En ayant entendu suffisamment, Moïse interrompit le verger en criant : « Arrête ignorant! Que crois-tu faire? Crois-tu que Dieu mange du riz? Ce n’est pas une prière. C’est un pur blasphème. »
Stupéfait et honteux, le berger s’excusa à profusion et promit de prier selon ses consignes. Moïse lui apprit plusieurs prières, cet après-midi là. Puis il passa son chemin, avec le sentiment du devoir accompli.
Mais cette nuit-là, Moïse entendit une voix. C’était celle du Tout Miséricordieux: « Oh Moïse, qu’as-tu fait? Tu as morigéné ce pauvre berger sans comprendre à quel point il m’était cher. Peut-être ne disait-il pas les bonnes choses de la bonne manière, mais il était sincère. Son cœur était pur, ses intentions louables. Il me donnait satisfaction. Ses mots étaient peut-être blasphématoires à tes oreilles, mais, aux Miennes, c’était un doux blasphème. »

Immédiatement, Moïse comprit son erreur. Le lendemain, tôt le matin, il retourna dans les montagnes voir le berger. Il le trouva à nouveau en prière, sauf que, cette fois, il priait comme il le lui avait appris. Dans son désir ardent de bien réciter la prière, il bafouillait, privée de l’excitation et de la passion de son ancienne manière.
Regrettant ce qu’il lui avait fait, Moïse tapota le dos du berger et lui dit : « Mon ami, j’ai eu tort.
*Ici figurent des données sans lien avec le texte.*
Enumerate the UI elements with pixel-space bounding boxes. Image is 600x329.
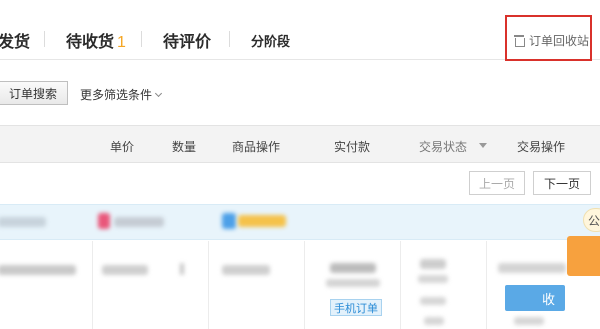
tab-to-receive-label: 待收货: [66, 34, 115, 51]
tab-divider: [44, 31, 45, 47]
tab-installment[interactable]: 分阶段: [251, 31, 290, 50]
side-badge[interactable]: 公: [583, 208, 600, 232]
more-filters-toggle[interactable]: 更多筛选条件: [80, 86, 163, 103]
blurred-status-detail[interactable]: [418, 275, 448, 283]
blurred-shipping-note: [326, 279, 380, 287]
column-divider: [92, 241, 93, 329]
blurred-paid-amount: [330, 263, 376, 273]
next-page-button[interactable]: 下一页: [533, 171, 591, 195]
blurred-trade-link[interactable]: [514, 317, 544, 325]
confirm-receipt-button[interactable]: 收: [505, 285, 565, 311]
highlight-box: [505, 15, 592, 61]
blurred-status: [420, 259, 446, 269]
prev-page-button[interactable]: 上一页: [469, 171, 525, 195]
shop-icon: [98, 213, 110, 229]
order-header-row: [0, 204, 600, 240]
blurred-status-link[interactable]: [420, 297, 446, 305]
col-trade-ops: 交易操作: [517, 140, 566, 154]
blurred-item-title[interactable]: [0, 265, 76, 275]
tab-to-receive-count: 1: [117, 34, 126, 51]
tab-to-review[interactable]: 待评价: [163, 28, 211, 52]
blurred-quantity: [180, 263, 184, 275]
mobile-order-tag: 手机订单: [330, 299, 382, 316]
blurred-chat-label[interactable]: [238, 215, 286, 227]
caret-down-icon[interactable]: [479, 143, 487, 148]
tab-to-receive[interactable]: 待收货 1: [66, 28, 126, 52]
col-paid: 实付款: [334, 140, 371, 154]
blurred-item-ops[interactable]: [222, 265, 270, 275]
chevron-down-icon: [154, 89, 163, 97]
tab-divider: [141, 31, 142, 47]
order-table-header: 单价 数量 商品操作 实付款 交易状态 交易操作: [0, 125, 600, 163]
blurred-order-info: [0, 217, 46, 227]
col-trade-status[interactable]: 交易状态: [419, 138, 467, 155]
tab-divider: [229, 31, 230, 47]
col-item-ops: 商品操作: [232, 140, 281, 154]
col-quantity: 数量: [172, 140, 197, 154]
chat-icon[interactable]: [222, 213, 236, 229]
column-divider: [304, 241, 305, 329]
blurred-status-link[interactable]: [424, 317, 444, 325]
floating-side-widget[interactable]: [567, 236, 600, 276]
blurred-trade-op[interactable]: [498, 263, 566, 273]
more-filters-label: 更多筛选条件: [80, 88, 153, 102]
col-unit-price: 单价: [110, 140, 135, 154]
order-search-button[interactable]: 订单搜索: [0, 81, 68, 105]
column-divider: [208, 241, 209, 329]
blurred-unit-price: [102, 265, 148, 275]
tab-to-ship[interactable]: 发货: [0, 28, 30, 52]
blurred-shop-name[interactable]: [114, 217, 164, 227]
column-divider: [400, 241, 401, 329]
column-divider: [486, 241, 487, 329]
Je te prie de m’excuser. Continue à prier à ta manière. C’est d’autant plus précieux aux yeux du Très Indulgent. »

Le berger n’en revint pas d’entendre cela, et son soulagement fut profond. Il ne voulut plus, cependant, revenir à ses anciennes oraisons. Il ne respecta pas non plus les prières formelles que Moïse lui avait enseignées. Il avait trouvé une nouvelle manière de communiquer avec le Tout Puissant. Bien que satisfait et béni dans sa dévotion naïve, il avait dépassé ce stade; il était au-delà de son doux blasphème.
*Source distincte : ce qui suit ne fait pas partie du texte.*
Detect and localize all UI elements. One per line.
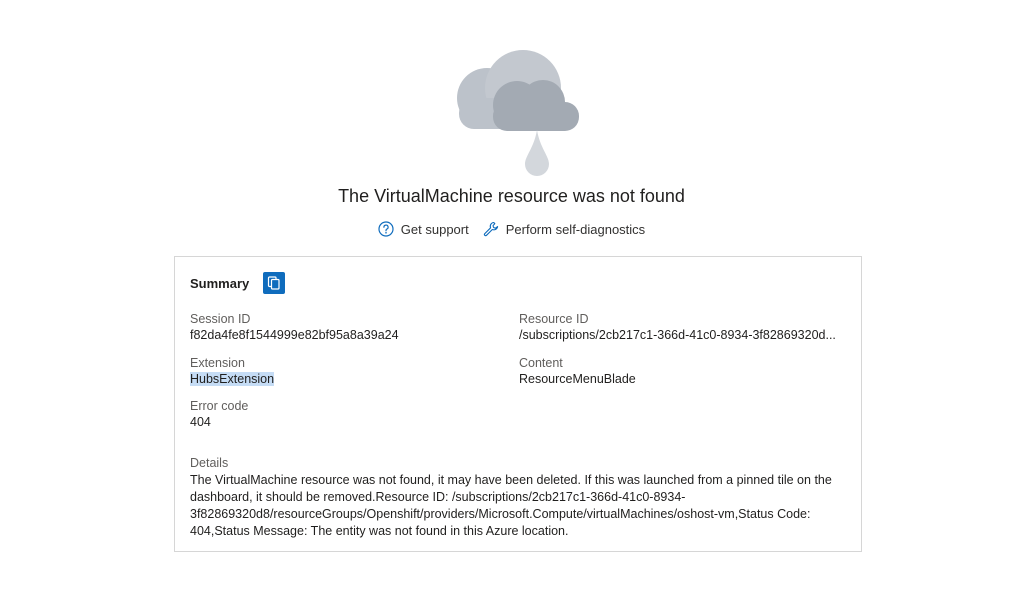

Vous voyez M. RG, il ne faut jamais juger la manière dont les autres communiquent avec l’Infini Pardonneur, conclut M. YS. À chacun sa voix, à chacun sa prière. Le Grand Juge ne nous juge pas sur nos paroles. Il lit plus profondément dans nos cœurs. Ce ne sont ni les cérémonies ni les rituels qui font de nous des hommes pieux, mais la pureté de notre foi et de nos cœurs.

M. RG se leva et prétexta des affaires importantes pour s’éclipser.  Il me fit un petit signe de tête et posa sur M. YS un regard glacial avant de partir. Ses subalternes le suivirent sans dire un mot. Dès qu’ils claquèrent la porte derrière-eux, mon réveil sonna. Il fut déjà cinq heures du matin! Ce jour là, je dus me lever tôt car j’ai un vol de trois heures à faire pour participer à une conférence internationale sur les mesures de la pénurie de main d’œuvre au Canada. Je ne dus pas oublier de prendre avec moi le livre d’Elif Shafak, Soufi mon amour, et celui de M. YS. Nous n’avons pas lu le Coran, pour tenter de les finir pendant les vols qui m’attendaient.